Additionally, CFO.com reports seeing a “rising appetite for risk in the marketplace that could create a volatile operating environment.” The article continues: “The combination of market uncertainty and a pursuit for return have the potential for unwanted surprises if companies don’t ensure they have appropriate controls over their important processes, including financial reporting.” As a result, the CFO’s role in enterprise risk management is paramount.
Best-in-Class CFO’s know that effective risk management demands more than going through the motions of compliance exercises. Finance leaders need to manage the internal controls that satisfy compliance requirements, while also planing for all areas of organizational exposure to risk (financial, operational, reporting, strategic, etc.).
With so many cloud- and software-based financial reporting solutions available, we asked Randy Johnson, CFO of Talent Plus, what sets the best-performing risk management technologies apart from the rest:
“There are many different technologies that claim to provide forecasting and risk management. Most large accounting software providers have built-in forecasting functions, though many are not good. For a forecasting tool to work properly, it needs the ability to forecast at very low levels, and it needs to link directly to actual results at those same levels of detail.

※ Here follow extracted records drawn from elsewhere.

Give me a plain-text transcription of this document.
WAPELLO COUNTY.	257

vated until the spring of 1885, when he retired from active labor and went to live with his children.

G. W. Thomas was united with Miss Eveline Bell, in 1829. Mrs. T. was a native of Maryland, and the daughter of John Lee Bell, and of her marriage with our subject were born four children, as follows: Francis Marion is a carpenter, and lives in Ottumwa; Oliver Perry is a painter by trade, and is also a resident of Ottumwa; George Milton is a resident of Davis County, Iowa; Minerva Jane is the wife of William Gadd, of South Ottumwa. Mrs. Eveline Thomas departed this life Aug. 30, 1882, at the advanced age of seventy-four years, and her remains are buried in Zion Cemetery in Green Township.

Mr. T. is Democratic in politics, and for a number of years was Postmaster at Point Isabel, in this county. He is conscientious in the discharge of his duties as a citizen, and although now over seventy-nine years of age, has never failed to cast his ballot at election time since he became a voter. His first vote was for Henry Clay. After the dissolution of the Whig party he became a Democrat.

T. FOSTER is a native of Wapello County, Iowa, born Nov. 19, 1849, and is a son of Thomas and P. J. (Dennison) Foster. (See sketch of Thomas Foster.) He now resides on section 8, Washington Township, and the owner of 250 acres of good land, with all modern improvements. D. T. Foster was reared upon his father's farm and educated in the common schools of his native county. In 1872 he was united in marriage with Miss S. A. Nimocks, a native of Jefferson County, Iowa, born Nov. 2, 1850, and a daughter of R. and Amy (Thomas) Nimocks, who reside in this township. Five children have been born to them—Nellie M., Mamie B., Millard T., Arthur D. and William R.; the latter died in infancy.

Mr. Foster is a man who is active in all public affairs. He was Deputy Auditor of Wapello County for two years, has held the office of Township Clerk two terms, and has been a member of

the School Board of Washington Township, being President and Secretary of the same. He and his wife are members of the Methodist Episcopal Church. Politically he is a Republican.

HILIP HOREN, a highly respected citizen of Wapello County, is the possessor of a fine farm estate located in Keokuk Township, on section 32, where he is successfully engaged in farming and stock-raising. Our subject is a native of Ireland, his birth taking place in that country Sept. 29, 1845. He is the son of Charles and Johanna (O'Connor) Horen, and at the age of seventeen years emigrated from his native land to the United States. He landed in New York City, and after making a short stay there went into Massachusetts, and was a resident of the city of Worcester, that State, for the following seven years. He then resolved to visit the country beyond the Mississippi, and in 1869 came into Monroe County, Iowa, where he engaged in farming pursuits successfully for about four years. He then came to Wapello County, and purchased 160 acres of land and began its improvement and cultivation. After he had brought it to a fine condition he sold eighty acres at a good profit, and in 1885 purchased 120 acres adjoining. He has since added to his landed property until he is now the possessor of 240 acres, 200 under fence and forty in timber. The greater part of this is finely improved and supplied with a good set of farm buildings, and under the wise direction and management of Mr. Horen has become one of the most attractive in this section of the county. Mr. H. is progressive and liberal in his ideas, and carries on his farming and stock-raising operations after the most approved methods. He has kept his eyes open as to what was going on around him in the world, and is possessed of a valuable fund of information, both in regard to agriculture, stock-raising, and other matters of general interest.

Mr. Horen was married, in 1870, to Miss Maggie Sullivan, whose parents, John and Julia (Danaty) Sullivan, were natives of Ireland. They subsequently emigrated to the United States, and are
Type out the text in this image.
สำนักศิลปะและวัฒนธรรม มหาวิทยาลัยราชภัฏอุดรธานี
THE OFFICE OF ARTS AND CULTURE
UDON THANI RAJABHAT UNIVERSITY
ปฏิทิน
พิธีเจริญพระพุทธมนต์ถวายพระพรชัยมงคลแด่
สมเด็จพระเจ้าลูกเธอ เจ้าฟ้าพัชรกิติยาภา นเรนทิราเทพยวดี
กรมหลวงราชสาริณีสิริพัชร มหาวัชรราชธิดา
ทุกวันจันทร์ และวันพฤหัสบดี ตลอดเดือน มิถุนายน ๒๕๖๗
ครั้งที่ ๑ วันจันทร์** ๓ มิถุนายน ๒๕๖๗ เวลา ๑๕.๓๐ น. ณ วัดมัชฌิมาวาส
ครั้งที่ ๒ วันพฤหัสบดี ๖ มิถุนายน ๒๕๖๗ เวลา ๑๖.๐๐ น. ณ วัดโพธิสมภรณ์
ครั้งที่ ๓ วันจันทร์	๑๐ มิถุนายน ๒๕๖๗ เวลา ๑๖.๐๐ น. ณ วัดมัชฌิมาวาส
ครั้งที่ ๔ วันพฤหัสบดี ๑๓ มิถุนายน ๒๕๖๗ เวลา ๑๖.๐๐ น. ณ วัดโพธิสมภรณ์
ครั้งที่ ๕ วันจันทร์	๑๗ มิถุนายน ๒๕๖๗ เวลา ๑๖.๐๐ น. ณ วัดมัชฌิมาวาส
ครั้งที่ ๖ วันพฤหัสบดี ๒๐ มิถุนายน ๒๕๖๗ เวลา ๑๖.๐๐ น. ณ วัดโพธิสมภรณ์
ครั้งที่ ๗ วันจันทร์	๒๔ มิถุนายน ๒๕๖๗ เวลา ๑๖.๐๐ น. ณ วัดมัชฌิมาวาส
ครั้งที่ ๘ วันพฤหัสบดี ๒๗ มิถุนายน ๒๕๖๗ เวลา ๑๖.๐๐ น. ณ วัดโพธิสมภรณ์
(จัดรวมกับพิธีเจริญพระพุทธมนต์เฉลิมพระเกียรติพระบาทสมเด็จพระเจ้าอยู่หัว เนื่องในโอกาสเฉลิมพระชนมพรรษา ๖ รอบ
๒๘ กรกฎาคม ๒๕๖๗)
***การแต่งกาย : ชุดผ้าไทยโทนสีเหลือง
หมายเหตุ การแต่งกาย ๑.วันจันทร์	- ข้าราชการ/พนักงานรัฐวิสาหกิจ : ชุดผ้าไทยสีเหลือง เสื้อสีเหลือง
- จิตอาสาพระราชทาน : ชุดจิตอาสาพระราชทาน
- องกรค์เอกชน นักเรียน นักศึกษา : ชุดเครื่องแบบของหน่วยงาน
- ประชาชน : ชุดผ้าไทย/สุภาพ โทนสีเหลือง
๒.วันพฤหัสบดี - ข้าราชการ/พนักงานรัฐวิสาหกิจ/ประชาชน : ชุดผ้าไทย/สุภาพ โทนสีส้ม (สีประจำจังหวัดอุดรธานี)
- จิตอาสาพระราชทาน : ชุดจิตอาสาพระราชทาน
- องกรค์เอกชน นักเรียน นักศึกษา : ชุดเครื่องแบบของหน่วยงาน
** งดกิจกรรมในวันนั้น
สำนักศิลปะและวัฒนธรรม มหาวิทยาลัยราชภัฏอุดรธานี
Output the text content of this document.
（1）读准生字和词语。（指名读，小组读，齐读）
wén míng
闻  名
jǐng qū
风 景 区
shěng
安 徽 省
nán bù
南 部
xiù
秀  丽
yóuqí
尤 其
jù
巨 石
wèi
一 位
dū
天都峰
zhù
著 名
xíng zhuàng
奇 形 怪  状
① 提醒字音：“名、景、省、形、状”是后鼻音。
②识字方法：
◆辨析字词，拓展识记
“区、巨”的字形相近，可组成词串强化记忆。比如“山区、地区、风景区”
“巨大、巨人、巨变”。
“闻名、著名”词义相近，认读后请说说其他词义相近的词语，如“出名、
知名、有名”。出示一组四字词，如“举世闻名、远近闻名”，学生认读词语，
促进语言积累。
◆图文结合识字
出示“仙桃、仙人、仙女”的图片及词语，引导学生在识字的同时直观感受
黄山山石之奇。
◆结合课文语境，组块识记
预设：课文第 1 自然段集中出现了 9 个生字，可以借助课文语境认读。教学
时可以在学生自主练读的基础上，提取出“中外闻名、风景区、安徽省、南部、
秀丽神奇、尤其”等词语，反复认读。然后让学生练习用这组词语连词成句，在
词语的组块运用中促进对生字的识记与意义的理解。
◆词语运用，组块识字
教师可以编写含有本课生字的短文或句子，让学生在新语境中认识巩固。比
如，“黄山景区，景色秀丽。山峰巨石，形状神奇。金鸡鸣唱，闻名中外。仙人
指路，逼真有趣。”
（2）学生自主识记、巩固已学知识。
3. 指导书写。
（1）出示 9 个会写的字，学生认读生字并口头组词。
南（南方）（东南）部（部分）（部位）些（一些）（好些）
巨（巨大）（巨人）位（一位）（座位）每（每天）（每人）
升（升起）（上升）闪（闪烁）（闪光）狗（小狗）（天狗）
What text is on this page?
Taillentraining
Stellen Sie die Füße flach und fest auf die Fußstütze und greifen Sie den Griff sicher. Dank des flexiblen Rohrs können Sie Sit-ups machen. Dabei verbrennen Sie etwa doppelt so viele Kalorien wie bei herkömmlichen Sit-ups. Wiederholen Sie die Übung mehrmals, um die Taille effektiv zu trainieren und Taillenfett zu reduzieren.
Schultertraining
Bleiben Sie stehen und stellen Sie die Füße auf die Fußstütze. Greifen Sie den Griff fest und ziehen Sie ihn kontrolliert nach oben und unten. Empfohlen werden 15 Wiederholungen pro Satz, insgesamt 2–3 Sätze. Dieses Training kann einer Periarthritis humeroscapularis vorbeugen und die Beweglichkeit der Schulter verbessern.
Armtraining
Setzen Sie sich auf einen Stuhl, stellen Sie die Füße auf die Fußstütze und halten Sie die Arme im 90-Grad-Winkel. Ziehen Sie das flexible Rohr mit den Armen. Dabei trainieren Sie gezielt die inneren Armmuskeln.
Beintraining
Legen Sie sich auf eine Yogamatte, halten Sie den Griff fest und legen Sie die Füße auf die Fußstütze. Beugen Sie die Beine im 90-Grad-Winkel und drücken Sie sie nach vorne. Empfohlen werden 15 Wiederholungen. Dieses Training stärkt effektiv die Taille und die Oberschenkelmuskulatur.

If these two functions work properly, the company is able to look at detailed versions of forecast versus actual results and focus in on variances and drivers of that variance. Absent of this ability, the true value of forecasting is limited. Because many small systems do not have this full functionality, many organizations still do forecasting outside of their primary accounting systems, which is inefficient, at best.
Managing risk is more difficult. While forecasting is quite homogenous (i.e. estimating a quantity sold at a price), managing risk is quite specific to the industry in which a company operates. The more classic and widely understood risks are covered typically through insurance, i.e. property, casualty, workers’ compensation, cyber, etc., or through internal controls, i.e. liquidity risk.
However, many industries have greater industry-specific risks and thus specific ways to manage those risks. The commodity trading/merchandising industry has a much different risk profile than the professional services industry, for example. Firms in the commodity industry have entire systems to track the daily positions held and the daily prices of each commodity, as well as algorithms to calculate different value at risk (VaR) scenarios. These are not risks associated with a firm that provides professional services.
In summary, as there are many different types of risk, there is typically not one system at any organization that is able to manage all of those risks. It is typically a function of the Chief Financial Officer’s department to ensure that all risks are being managed.”